Hoshitai menurunkan xiao dari bibirnya. Lelaki itu mendesah menghasilkan uap hangat yang seketika menghilang bagai tak pernah ada. Hoshitai berbalik, tatapan keduanya bertemu. Hoshitai terdiam cukup lama. Matanya berkilau muram. Lelaki itu mendesah. Matanya sayu. Ia mengaitkan xiao yang tadi di mainkannya ke tali pinggang berwarna hitam. Lelaki itu mengenakan pakaian berwarna biru pucat yang semakin menambah ketampanannya. Hati Yulan bergetar dalam alunan menyayat . Ia sangat menyadari mungkin setelah malam ini, dirinya tak akan pernah bertemu lagi dengan Hoshitai dan sudut hatinya tak ingin ini terjadi.

"Kau sudah datang rupanya," Hoshitai tersenyum samar, "ku kira kau tak mau bertemu lagi denganku," Hoshitai mendesah lagi, "syukurlah. Kau sudah pulih. Selama beberapa hari ini aku mengkhawatirkan kesehatanmu dan aku . . . " suara Hoshitai mengecil serak, "merindukanmu."

Tubuh Yulan bergetar menahan isak dan air mata. Mata perempuan itu memerah. Cairan-cairan bening bergumpalan disudut matanya. Yulan menelan ludah berusaha menelan kesedihannya. Sungguh lelaki itu terlalu baik. Yulan tak pantas mendapatkan perhatiannya. Dirinya sendiri berstatus selir buangan sama sekali tak pantas disandingkan di sisi lelaki ini. Oh, andai waktu berputar balik, mungkin dirinya akan memutuskan bersama lelaki ini kalau saja keluarganya tak mengalami masalah seperti itu. Yulan mendongak menatap lurus pada mata sayu Hoshitai.

""Berhenti Hoshitai! Jangan mengatakan apapun lagi . . . " ucap Yulan menahan isakannya.

Keduanya terdiam lagi. Salju mulai berjatuhan tanpa suara di luar Gazebo. Hoshitai mendekati Yulan. Lelaki itu menatap wajah menunduk Yulan lekat-lekat. Jantung Yulan berdetak kencang merasakan harum maskulin lelaki itu menembus indra penciumannya. Mantel bulu hitam setumit Hoshitai memasuki penglihatannya dan tak lagi bergerak.

"Yulan," panggil Hoshitai lembut, "Kenapa kau memilih kembali lagi ke dalam air keruh itu?" Yulan tak menjawab dan memilih diam. "ku mohon, tetaplah disini bersama ku. ...ku mohon tataplah diriku, Yulan. . . .panggil namaku," pinta Hoshitai dengan nada memohon.
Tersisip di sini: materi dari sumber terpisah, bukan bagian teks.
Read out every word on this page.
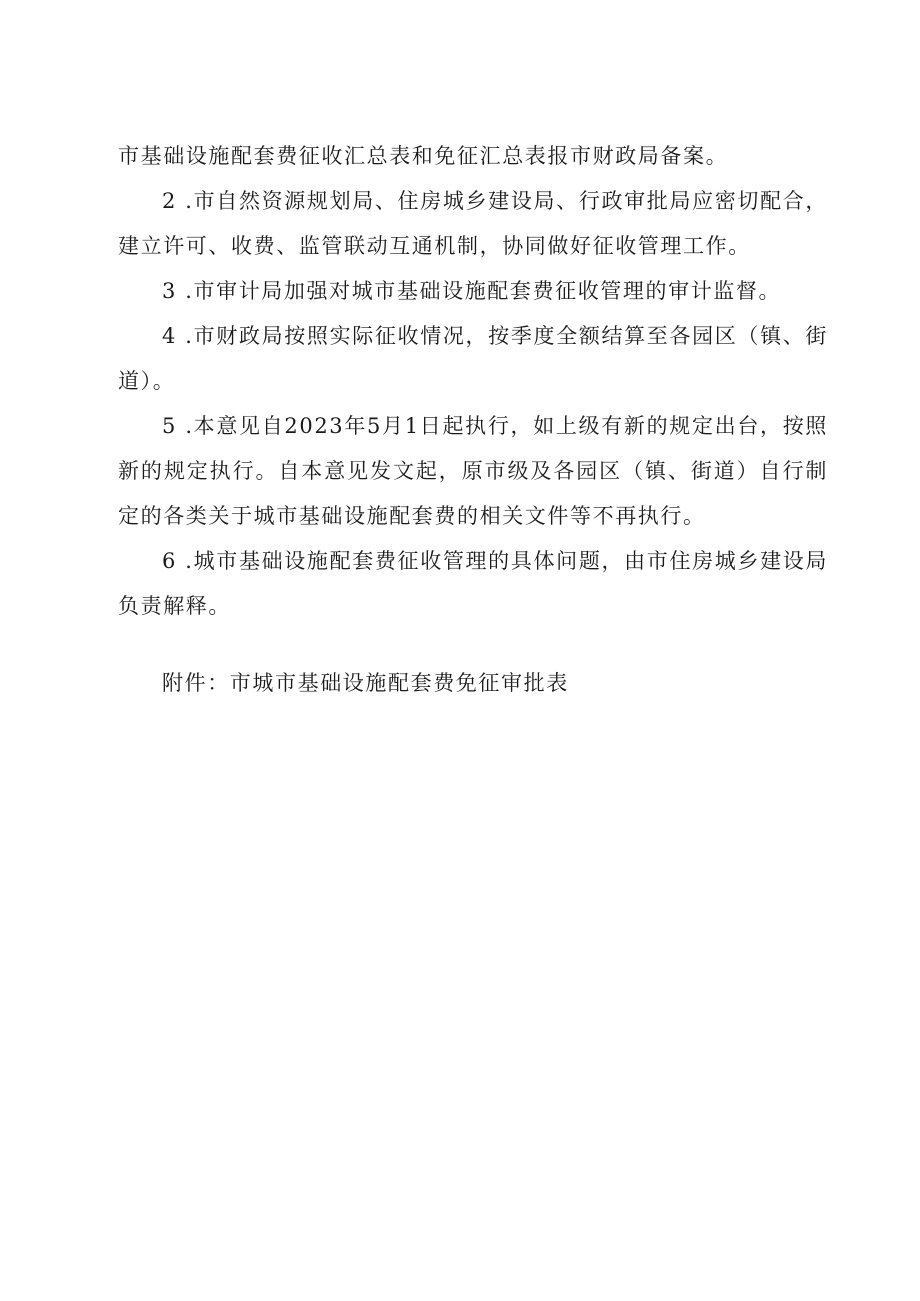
市基础设施配套费征收汇总表和免征汇总表报市财政局备案。

2 .市自然资源规划局、住房城乡建设局、行政审批局应密切配合，建立许可、收费、监管联动互通机制，协同做好征收管理工作。

3 .市审计局加强对城市基础设施配套费征收管理的审计监督。

4 .市财政局按照实际征收情况，按季度全额结算至各园区（镇、街道）。

5 .本意见自2023年5月1日起执行，如上级有新的规定出台，按照新的规定执行。自本意见发文起，原市级及各园区（镇、街道）自行制定的各类关于城市基础设施配套费的相关文件等不再执行。

6 .城市基础设施配套费征收管理的具体问题，由市住房城乡建设局负责解释。

附件：市城市基础设施配套费免征审批表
Yulan tetap terdiam seribu bahasa dengan tatapan tertuju ke bawah lantai kasar Gazebo. Dirinya tak ingin mrnatap pria itu. ia tahu dirinya akan goyah dan hancur apabila menatap mata kelam bagai lautan malam itu, semua pertahanan yang dibuatnya selama ini akan hancur pula. Tak tahan dengan kebisuan ini, Hoshitai meletakkan kedua tangannya di bahu Yulan. Lelaki itu mengguncang bahu Yulan cukup kuat.